# Part 1 - Transformations (18)

- Notebook contains exercises on transformations. In particular, we apply transformations to objects and cameras to see what happens on the plane image.

Since we will use a camera model during this exercise, you can choose whether to work on this part now, or after completing the second part of the exercise ([ Part 2: Point Cloud Projection](../README.md#part-2-point-cloud-projection))

**Goal**: The goal of this section is to develop a deeper understanding of the camera projection principles, and of 3D transformations. We will visualize the world and camera frame, 3D objects and their 2D projections. By manipulating 3D objects and observing changes in 2D projection, you will gain better understanding of the camera models.

In [None]:
# Imports
import numpy as np
import matplotlib.pyplot as plt
from utils import ReferenceFrame, Polygon, PrincipalAxis, Image, ImagePlane, \
    get_rotation_matrix, get_projection_matrix
%matplotlib ipympl

## 3.1 - Getting familiar with camera pose and projection (6 Points)

In the code below, we provide examples to draw 3D polygons and their 2D projections given camera parameters. We have drawn two rectangles, the image plane, camera coordinate and 2D projections. Try to read and understand the code.
1. Draw a third rectangle of size 2x3 that is parallel to the y-z plane and the 2D projection should be visible from the image. Compare the projections of three axis-aligned rectangles, what are the differences? **(2 Points)**
2. Play around with the camera rotation parameters (THETA_X/Y/Z), e.g. rotate by one axis by 30 degrees. What happens to the 2D projections when you rotate the camera? **(2 Points)**
3. Play around with the camera translation parameters (C). Move it along x or y or z axis by 3 units. What happens to the 2D projections? **(2 Points)**


**WRITE YOUR ANSWER HERE**
1. answer
2. answer
3. answer

In [None]:
def draw_rectangles(theta_x, theta_y, theta_z, cam_center):
    # camera projection parameters (intrinsics)
    FOCAL_LENGTH = 3.0  # focal length
    PX, PY = 2.0, 1.0  # principal point x and y-coordinate
    MX, MY = 1.0, 1.0  # number of pixels per unit distance in image coordinates in x or y direction

    IMAGE_HEIGTH, IMAGE_WIDTH = 4, 6

    calibration_kwargs = {"f": FOCAL_LENGTH, "px": PX, "py": PY, "mx": MX, "my": MY}
    rotation_kwargs = {"theta_x": theta_x, "theta_y": theta_y, "theta_z": theta_z}
    projection_kwargs = {**calibration_kwargs, **rotation_kwargs, "C": cam_center}

    R = get_rotation_matrix(**rotation_kwargs)
    P = get_projection_matrix(**projection_kwargs)

    # create frames
    dx, dy, dz = np.eye(3)
    world_frame = ReferenceFrame(origin=np.zeros(3), dx=dx, dy=dy, dz=dz, name="World")
    camera_frame = ReferenceFrame(origin=cam_center, dx=R @ dx, dy=R @ dy, dz=R @ dz, name="Camera")
    Z = PrincipalAxis(camera_center=cam_center, camera_dz=camera_frame.dz, f=FOCAL_LENGTH)
    image_frame = ReferenceFrame(origin=Z.p - camera_frame.dx * PX - camera_frame.dy * PY,
        dx=R @ dx, dy=R @ dy, dz=R @ dz, name="Image")
    image_plane = ImagePlane(origin=image_frame.origin, dx=image_frame.dx, dy=image_frame.dy,
        heigth=IMAGE_HEIGTH, width=IMAGE_WIDTH, mx=MX, my=MY)
    image = Image(heigth=IMAGE_HEIGTH, width=IMAGE_WIDTH)

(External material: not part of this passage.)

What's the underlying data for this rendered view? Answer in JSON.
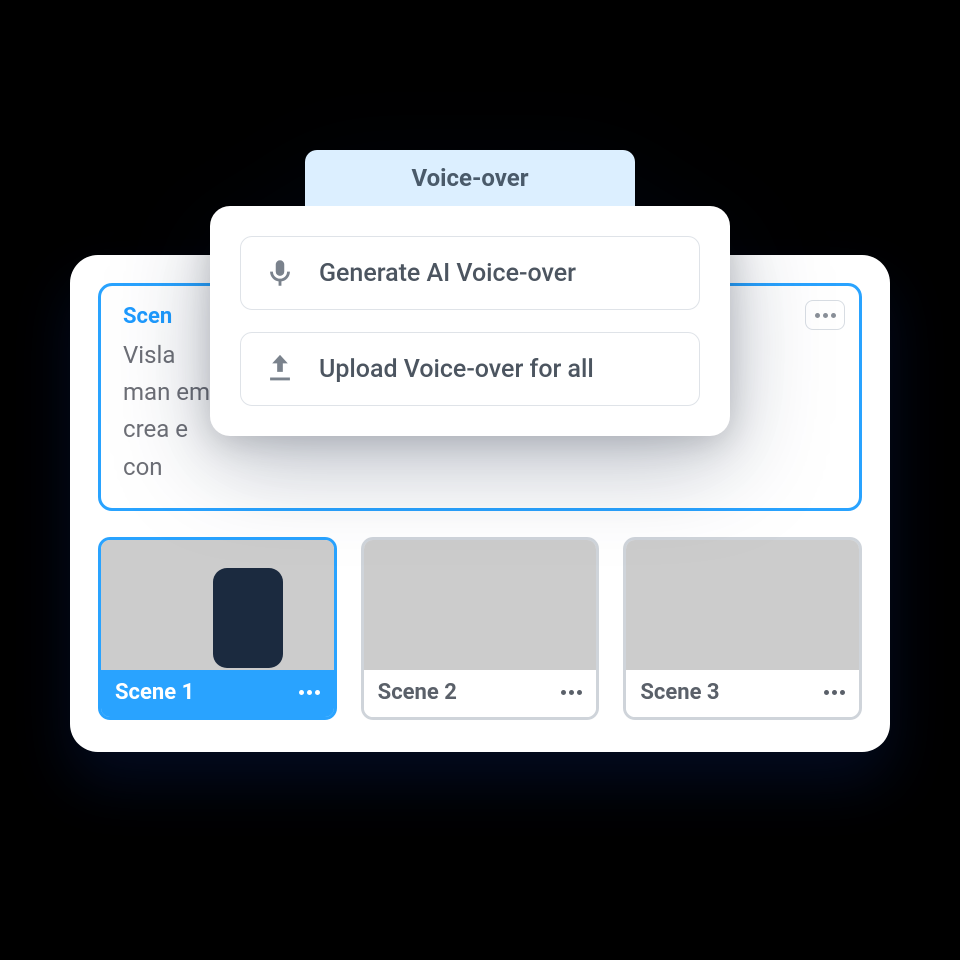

    # create two 3D rectangle
    rect1 = Polygon(np.array([
        [1.0, 3.0, 1.5],
        [1.0, 3.0, 3.0],
        [-1.0, 3.0, 3.0],
        [-1.0, 3.0, 1.5],
    ])) # a rectangle parallel to the image plane
    rect2 = Polygon(np.array([
        [4., 2.0, 1.0],
        [4.0, 12.0, 1.0],
        [2.0, 12.0, 1.0],
        [2.0, 2.0, 1.0]
    ])) # a rectangle perpendicular to the image plane

    ########################################################################################
    # TODO: add a third rectangle that is parallel to the y-z plane of world frame and the #
    #       2D projection should be visible from the image.                                #
    ########################################################################################
    # fill here

    # 3d plot
    fig = plt.figure(figsize=(6, 6))
    ax = plt.axes(projection="3d")
    world_frame.draw3d()
    camera_frame.draw3d()
    image_frame.draw3d()
    Z.draw3d()
    image_plane.draw3d()
    rect1.draw3d(pi=image_plane.pi, C=cam_center)
    rect2.draw3d(pi=image_plane.pi, C=cam_center, color="tab:purple")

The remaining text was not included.